Why Criminal Law Depends on a Fictional “Rational Person”
The Person the Law Invented
LEGAL PHILOSOPHY
Tejaswi Pandey
4/12/20262 min read
The law assumes that every person standing before it is a rational being, someone who has the ability to think before acting, who possesses common sense, and who can calculate whether the cost of precaution is less than the probability of an accident. If that calculation favors caution, a rational person takes it. That is who the law believes you are.
Take the example of a chain snatcher. He sees a gold chain and has a split-second decision — snatch it or lose the opportunity. He doesn’t have time to calculate. He runs, he snatches the chain, and he runs away. But he doesn’t know that the friction in the pulling and pushing can severely damage the neck of the victim or even kill her. He didn’t want that. The law doesn’t care that a robbery that went wrong is now a murder case, whether he wanted it or not.
And he can’t prove any of it. No court will take his word for it. He only wanted to steal, but he couldn’t prove that in court. The jury will not believe it, since he is already a robber, and the law holds that he is rational and calculated the risk before committing the crime. The law is also not completely wrong. It is there to protect victims and to protect the idea of justice. And what if he wanted to commit the crime?

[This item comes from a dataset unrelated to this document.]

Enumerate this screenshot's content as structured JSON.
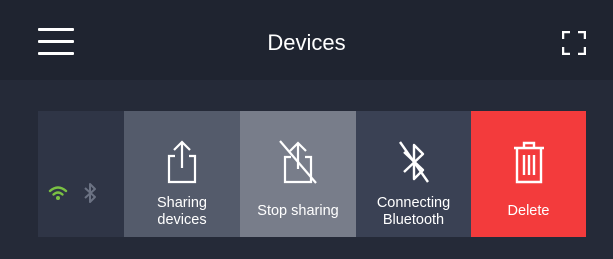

Nobody is perfectly rational. That person does not exist outside a law textbook. This ‘perfectly rational person’ is just an ideal, not a real human being. It believes that every person can think before they act or has a basic level of common sense, which is not viable in all 8 billion human beings present, so it is practically impossible, but theoretically possible.
The system punishes every single person who commits a crime. It does not matter whether he thinks or he doesn’t think, whether he calculated his decision or whether he wanted to harm the victim or didn’t, the system will punish him regardless.
But it is not fair. The problem is, we have no way to find out whether the person is telling the truth. Everyone is there to protect themselves. Everyone will say they never wanted to harm the victim, so there is no way to determine whether that person truly wanted to cause harm, whether he even had the time to calculate what he was doing.
And so the justice system does what it always does. It falls back on its imaginary standard. Every person must live up to it. If he fails, he is punished, whether he was truly guilty or not, whether he wanted to hurt the victim or not, whether he calculated the risk or acted on pure impulse. In the eyes of the law, if you cannot meet the standard imagined for you, you are guilty.